Welty's 'Why I Live at the P.O.' takes stage
Award-winning actress Brenda Currin appears this week at Mississippi State in the critically acclaimed stage production of "Why I Live at the P.O."
Adapted from the works of Mississippi author Eudora Welty, the free program begins at 7:30 p.m. Thursday, Oct. 6 on the university's McComas Hall main stage. The production and a reception to follow in the lobby are sponsored by the communication department.
The one-woman show is among several events surrounding MSU's Maroon Edition common reading program, which this year focuses on Welty's life and her Pulitzer Prize-winning book "The Optimist's Daughter."

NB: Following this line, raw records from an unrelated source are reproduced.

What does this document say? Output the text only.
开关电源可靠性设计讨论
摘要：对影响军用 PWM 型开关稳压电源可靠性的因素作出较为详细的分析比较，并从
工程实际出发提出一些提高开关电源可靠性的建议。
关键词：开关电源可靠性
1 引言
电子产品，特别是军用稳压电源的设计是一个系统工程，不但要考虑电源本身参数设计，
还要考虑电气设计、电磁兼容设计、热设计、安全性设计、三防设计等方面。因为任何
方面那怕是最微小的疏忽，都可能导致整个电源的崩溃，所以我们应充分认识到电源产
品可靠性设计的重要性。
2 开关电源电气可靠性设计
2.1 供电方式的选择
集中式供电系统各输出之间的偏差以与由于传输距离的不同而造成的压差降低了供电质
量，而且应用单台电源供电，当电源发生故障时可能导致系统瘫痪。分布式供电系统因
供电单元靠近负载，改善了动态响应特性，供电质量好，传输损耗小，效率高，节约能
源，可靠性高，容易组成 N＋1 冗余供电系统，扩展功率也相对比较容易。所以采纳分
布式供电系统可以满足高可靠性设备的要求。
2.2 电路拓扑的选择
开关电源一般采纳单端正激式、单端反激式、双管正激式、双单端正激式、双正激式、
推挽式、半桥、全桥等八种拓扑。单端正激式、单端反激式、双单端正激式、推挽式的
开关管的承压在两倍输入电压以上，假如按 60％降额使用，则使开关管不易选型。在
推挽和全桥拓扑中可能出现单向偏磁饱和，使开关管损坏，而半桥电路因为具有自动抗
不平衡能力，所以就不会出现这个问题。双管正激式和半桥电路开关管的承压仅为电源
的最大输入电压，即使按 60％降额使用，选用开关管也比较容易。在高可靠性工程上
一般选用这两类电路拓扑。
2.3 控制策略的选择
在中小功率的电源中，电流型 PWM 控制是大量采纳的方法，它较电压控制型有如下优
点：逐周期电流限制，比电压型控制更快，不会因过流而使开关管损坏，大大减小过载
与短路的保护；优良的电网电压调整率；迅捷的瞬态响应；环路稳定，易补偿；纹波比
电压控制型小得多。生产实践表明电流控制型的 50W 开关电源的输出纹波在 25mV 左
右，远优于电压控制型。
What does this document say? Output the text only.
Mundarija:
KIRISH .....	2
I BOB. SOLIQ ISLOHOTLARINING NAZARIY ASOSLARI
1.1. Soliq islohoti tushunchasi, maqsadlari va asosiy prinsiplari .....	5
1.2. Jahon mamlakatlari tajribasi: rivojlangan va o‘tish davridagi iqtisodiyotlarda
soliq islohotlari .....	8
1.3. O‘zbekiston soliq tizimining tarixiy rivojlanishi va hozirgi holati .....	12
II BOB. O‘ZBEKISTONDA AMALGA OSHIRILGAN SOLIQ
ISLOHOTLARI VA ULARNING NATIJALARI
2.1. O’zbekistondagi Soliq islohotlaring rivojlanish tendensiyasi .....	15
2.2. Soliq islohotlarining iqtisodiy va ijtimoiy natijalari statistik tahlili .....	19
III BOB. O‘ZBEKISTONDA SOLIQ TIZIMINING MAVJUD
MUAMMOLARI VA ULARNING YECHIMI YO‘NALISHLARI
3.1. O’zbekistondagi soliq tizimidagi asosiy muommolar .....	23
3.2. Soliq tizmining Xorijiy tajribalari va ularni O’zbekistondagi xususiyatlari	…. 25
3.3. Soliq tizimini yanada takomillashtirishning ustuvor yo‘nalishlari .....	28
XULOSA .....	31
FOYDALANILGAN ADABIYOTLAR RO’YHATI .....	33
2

"What a treat to have such an outstanding performer be part of MSU's Maroon Edition as well as be a part of our theatre season," said communication professor Donna Clevinger, who helped arrange Currin's visit.
In 1979, Currin and director David Kaplan began adapting the Welty short story for the stage. Former New York Times critic Frank Rich praised her performance, saying, "The actress has tapped right into the writer's stream of consciousness. The words pour out of her like music."
"Sister and Miss Lexie" is Currin's and Kaplan's theatrical homage to Welty's complete body of work. She also has performed Kaplan-adapted excerpts of other works by the late Jackson resident, including "Music From Spain," among others.
Currin is best known for her performance as Nancy Clutter, the daughter in the 1967 movie "In Cold Blood," an adaption of the Truman Capote novel about a murdered Kansas family. Her other films include "Reds," "Taps," "The World According to Garp," "Life with Mikey," and the cult classic "C.H.U.D."
She won an Obie Award for "My Sister in This House," performed at the off-Broadway Second Stage Theater in New York. Along with regional theater work, she has collaborated on original pieces and adaptations as an actor, writer and director.
"Why I Live at the P.O." is among several productions sponsored this season by Theatre MSU, a program of the communication department.
In addition to theater, the department offers academic concentrations in broadcasting, communication studies, journalism, and public relations.